Le taux de fécondité du Japon est tombé l'année dernière à son plus bas niveau depuis le début des relevés en 1947. La baisse est attribuée à la rigidité du monde du travail.

Les statistiques démographiques préliminaires pour 2023 dévoilées mercredi par le ministère de la Santé montrent que l'indice de fécondité - le nombre d'enfants que chaque femme peut avoir au cours de sa vie - a diminué de 0,06 point par rapport à l'année précédente.
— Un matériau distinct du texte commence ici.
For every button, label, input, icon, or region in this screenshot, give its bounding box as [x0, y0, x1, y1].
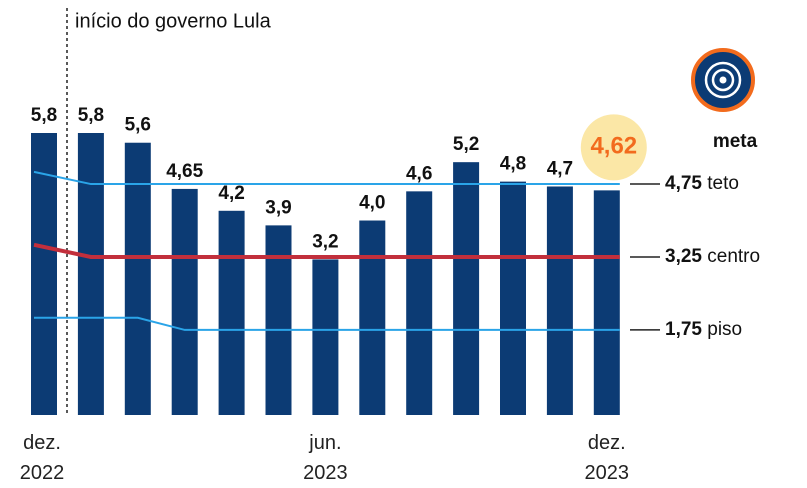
x-tick-label: dez. 2022 — [19, 432, 65, 484]
end-label: 4,75 teto — [665, 173, 739, 194]
value-label: 4,2 — [218, 183, 244, 204]
value-label: 4,65 — [166, 161, 203, 182]
value-label: 4,62 — [590, 133, 637, 160]
meta-line — [34, 316, 620, 331]
end-value: 4,75 — [665, 173, 702, 194]
end-value: 1,75 — [665, 319, 702, 340]
bar — [124, 142, 151, 416]
value-label: 3,9 — [265, 197, 291, 218]
series-name: centro — [707, 246, 760, 267]
bar — [218, 210, 245, 415]
value-label: 4,7 — [547, 158, 573, 179]
legend-title: meta — [713, 131, 758, 152]
meta-icon — [691, 48, 755, 112]
end-label: 3,25 centro — [665, 246, 760, 267]
value-label: 4,8 — [500, 154, 526, 175]
bar — [265, 225, 292, 415]
bar — [171, 188, 198, 415]
bar — [500, 181, 526, 415]
value-label: 5,8 — [78, 105, 104, 126]
value-label: 5,8 — [31, 105, 57, 126]
bar — [359, 220, 386, 415]
meta-line — [33, 242, 620, 259]
end-value: 3,25 — [665, 246, 702, 267]
highlight — [580, 114, 647, 181]
value-label: 5,6 — [125, 115, 151, 136]
bar — [453, 162, 480, 415]
value-label: 4,0 — [359, 193, 385, 214]
series-name: teto — [707, 173, 739, 194]
bar — [406, 191, 433, 415]
meta-line — [33, 170, 620, 186]
value-label: 5,2 — [453, 134, 479, 155]
annotation: início do governo Lula — [75, 10, 272, 32]
bar — [312, 259, 339, 415]
bar — [31, 133, 57, 415]
bar — [546, 186, 573, 415]
bar — [593, 190, 620, 415]
x-tick-label: dez. 2023 — [584, 432, 630, 484]
x-tick-label: jun. 2023 — [303, 432, 348, 484]
value-label: 4,6 — [406, 163, 432, 184]
series-name: piso — [707, 319, 742, 340]
end-label: 1,75 piso — [665, 319, 742, 340]
bar — [77, 133, 104, 415]
value-label: 3,2 — [312, 231, 338, 252]
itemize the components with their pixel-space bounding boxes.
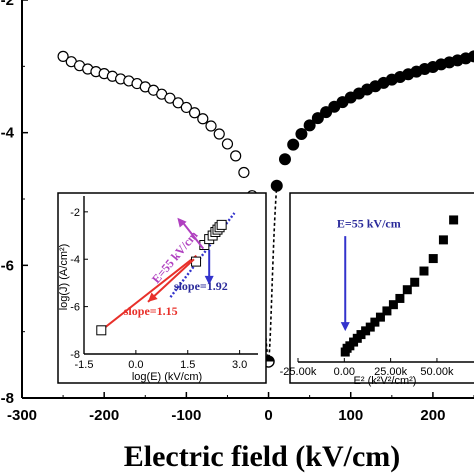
open-circle-point xyxy=(205,120,217,132)
x-tick-label: -200 xyxy=(89,407,119,424)
slope-115-arrow-shaft xyxy=(147,258,195,303)
filled-circle-point xyxy=(270,179,283,192)
x-tick-label: -100 xyxy=(171,407,201,424)
right-inset-x-tick-label: 25.00k xyxy=(374,366,408,378)
filled-circle-point xyxy=(468,50,474,63)
x-tick-label: -300 xyxy=(7,407,37,424)
open-square-point xyxy=(216,219,227,230)
right-inset-annotation-e55: E=55 kV/cm xyxy=(337,216,401,230)
inset-x-axis-title: log(E) (kV/cm) xyxy=(132,371,202,383)
e55-arrow-head xyxy=(177,217,187,228)
slope-192-arrow-head xyxy=(204,275,214,285)
open-circle-point xyxy=(188,107,201,119)
inset-y-tick-label: -4 xyxy=(70,254,80,266)
open-square-point xyxy=(191,256,202,267)
y-tick-label: -8 xyxy=(1,390,14,407)
filled-square-point xyxy=(395,293,405,303)
filled-square-point xyxy=(428,254,438,264)
filled-square-point xyxy=(438,235,448,245)
y-tick-label: -6 xyxy=(1,257,14,274)
slope-115-arrow-head xyxy=(147,292,158,302)
x-tick-label: 0 xyxy=(264,407,272,424)
filled-square-point xyxy=(410,277,420,287)
open-circle-point xyxy=(213,128,225,140)
fit-line-slope-1-15 xyxy=(100,254,198,332)
x-tick-label: 200 xyxy=(420,407,445,424)
filled-square-point xyxy=(402,285,412,295)
y-tick-label: -4 xyxy=(1,125,15,142)
filled-circle-point xyxy=(287,138,300,151)
right-inset-x-tick-label: 50.00k xyxy=(420,366,454,378)
x-axis-title: Electric field (kV/cm) xyxy=(124,440,401,473)
filled-square-point xyxy=(356,330,366,340)
filled-square-point xyxy=(375,312,385,322)
inset-y-tick-label: -2 xyxy=(70,207,80,219)
filled-square-point xyxy=(365,322,375,332)
filled-circle-point xyxy=(303,119,316,132)
inset-x-tick-label: 3.0 xyxy=(232,359,247,371)
open-circle-point xyxy=(172,97,184,109)
open-circle-point xyxy=(164,92,176,104)
open-circle-point xyxy=(230,150,242,162)
filled-circle-point xyxy=(295,127,308,140)
right-inset-arrow-head xyxy=(340,322,350,332)
right-inset-x-axis-title: E² (k²V²/cm²) xyxy=(354,375,417,387)
annotation-slope-192: slope=1.92 xyxy=(174,279,228,293)
inset-x-tick-label: 0.0 xyxy=(128,359,143,371)
open-circle-point xyxy=(238,166,250,179)
inset-x-tick-label: -1.5 xyxy=(75,359,94,371)
filled-square-point xyxy=(449,215,459,225)
filled-circle-point xyxy=(311,112,324,125)
open-circle-point xyxy=(57,50,69,62)
left-inset-plot: -1.5 0.0 1.5 3.0 -2 -4 -6 -8 log(E) (kV/cm) log(J… xyxy=(57,192,267,384)
annotation-slope-115: slope=1.15 xyxy=(124,304,178,318)
right-inset-x-tick-label: 0.00 xyxy=(334,366,355,378)
inset-y-axis-title: log(J) (A/cm²) xyxy=(58,244,70,311)
filled-circle-point xyxy=(278,153,291,166)
filled-square-point xyxy=(419,266,429,276)
y-tick-label: -2 xyxy=(1,0,14,9)
e55-arrow-shaft xyxy=(180,220,205,250)
inset-x-tick-label: 1.5 xyxy=(180,359,195,371)
open-circle-point xyxy=(197,113,209,125)
inset-y-tick-label: -6 xyxy=(70,302,80,314)
filled-square-point xyxy=(382,306,392,316)
open-circle-point xyxy=(221,138,234,150)
filled-square-point xyxy=(370,317,380,327)
right-inset-x-tick-label: -25.00k xyxy=(280,366,317,378)
right-inset-frame xyxy=(289,192,474,384)
filled-square-point xyxy=(361,326,371,336)
open-circle-point xyxy=(180,101,192,114)
x-tick-label: 100 xyxy=(338,407,363,424)
inset-y-tick-label: -8 xyxy=(70,349,80,361)
filled-square-point xyxy=(388,300,398,310)
open-square-point xyxy=(96,325,107,336)
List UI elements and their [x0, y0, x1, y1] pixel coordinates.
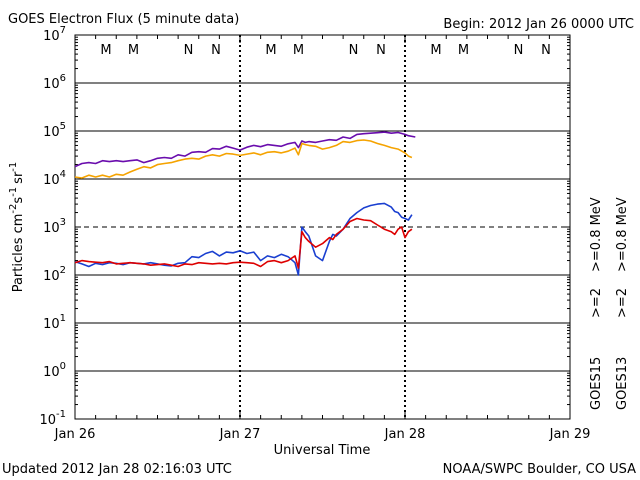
series-group — [74, 131, 416, 276]
y-axis-title: Particles cm-2s-1sr-1 — [8, 162, 26, 293]
y-tick-label: 106 — [43, 73, 66, 92]
mn-marker: M — [128, 43, 139, 58]
series-line-3 — [74, 217, 413, 269]
series-line-1 — [74, 139, 413, 179]
x-tick-label: Jan 29 — [549, 427, 591, 442]
series-line-2 — [74, 202, 413, 276]
mn-marker: M — [293, 43, 304, 58]
x-axis: Jan 26 Jan 27 Jan 28 Jan 29 — [54, 35, 591, 442]
legend-goes15-08mev: >=0.8 MeV — [589, 197, 604, 272]
y-tick-label: 102 — [43, 265, 66, 284]
legend-goes13: GOES13 — [615, 357, 630, 410]
mn-marker: N — [184, 43, 194, 58]
mn-marker: N — [541, 43, 551, 58]
mn-marker: N — [376, 43, 386, 58]
mn-marker: N — [211, 43, 221, 58]
y-axis: 107 106 105 104 103 102 101 100 10-1 — [39, 25, 570, 428]
updated-timestamp: Updated 2012 Jan 28 02:16:03 UTC — [2, 462, 232, 477]
series-line-0 — [74, 131, 416, 168]
y-tick-label: 100 — [43, 361, 66, 380]
x-axis-title: Universal Time — [274, 443, 371, 458]
legend-goes13-08mev: >=0.8 MeV — [615, 197, 630, 272]
y-tick-label: 105 — [43, 121, 66, 140]
y-tick-label: 10-1 — [39, 409, 66, 428]
credit: NOAA/SWPC Boulder, CO USA — [443, 462, 636, 477]
begin-time: Begin: 2012 Jan 26 0000 UTC — [443, 17, 634, 32]
gridlines — [75, 35, 570, 419]
y-tick-label: 107 — [43, 25, 66, 44]
legend-goes15: GOES15 — [589, 357, 604, 410]
y-tick-label: 101 — [43, 313, 66, 332]
mn-marker: M — [430, 43, 441, 58]
y-tick-label: 103 — [43, 217, 66, 236]
mn-marker: M — [458, 43, 469, 58]
x-tick-label: Jan 28 — [384, 427, 426, 442]
x-tick-label: Jan 26 — [54, 427, 96, 442]
chart-title: GOES Electron Flux (5 minute data) — [8, 12, 239, 27]
y-tick-label: 104 — [43, 169, 66, 188]
legend-goes13-2mev: >=2 — [615, 288, 630, 318]
mn-marker: M — [265, 43, 276, 58]
x-tick-label: Jan 27 — [219, 427, 261, 442]
mn-marker: N — [514, 43, 524, 58]
mn-marker: M — [100, 43, 111, 58]
mn-marker: N — [349, 43, 359, 58]
legend-goes15-2mev: >=2 — [589, 288, 604, 318]
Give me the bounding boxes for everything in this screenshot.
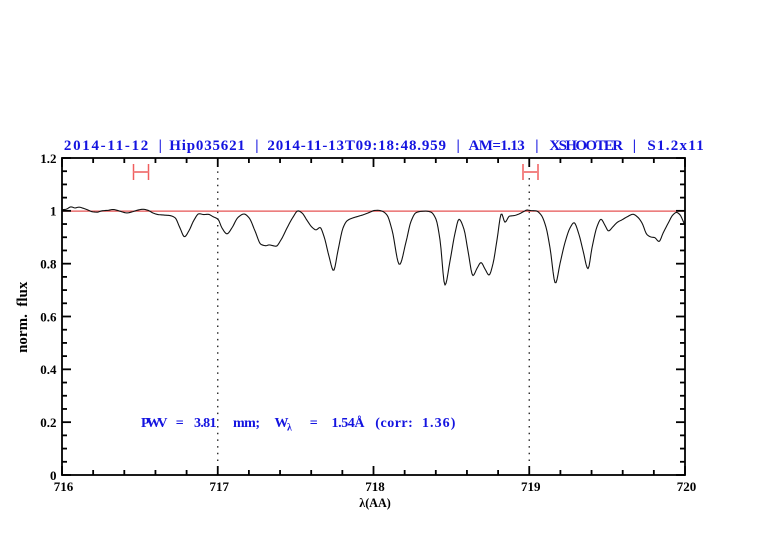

Il s'est établi à 1,20. Il s'agit de la huitième baisse annuelle consécutive.

Le taux a baissé dans tous les départements. Tokyo affiche le niveau le plus pas, à 0,99. Viennent ensuite Hokkaido à 1,06, puis Miyagi à 1,07. Okinawa a affiché le taux le plus élevé à 1,60, suivi de Miyazaki et Nagasaki à 1,49, et Kagoshima à 1,48.

Un taux de 2,07 est nécessaire pour maintenir une population stable.

Le nombre de bébés japonais nés l’année dernière était également à son plus bas historique. Il a chuté de 43 482 par rapport à l'année précédente, à 727 277, du jamais vu depuis le début des relevés en 1899.

Le ministère considère que la baisse du taux de natalité atteint un niveau critique. La dernière opportunité d’inverser la tendance devrait se situer aux alentours de 2030. Par la suite, la population des jeunes devrait fortement diminuer.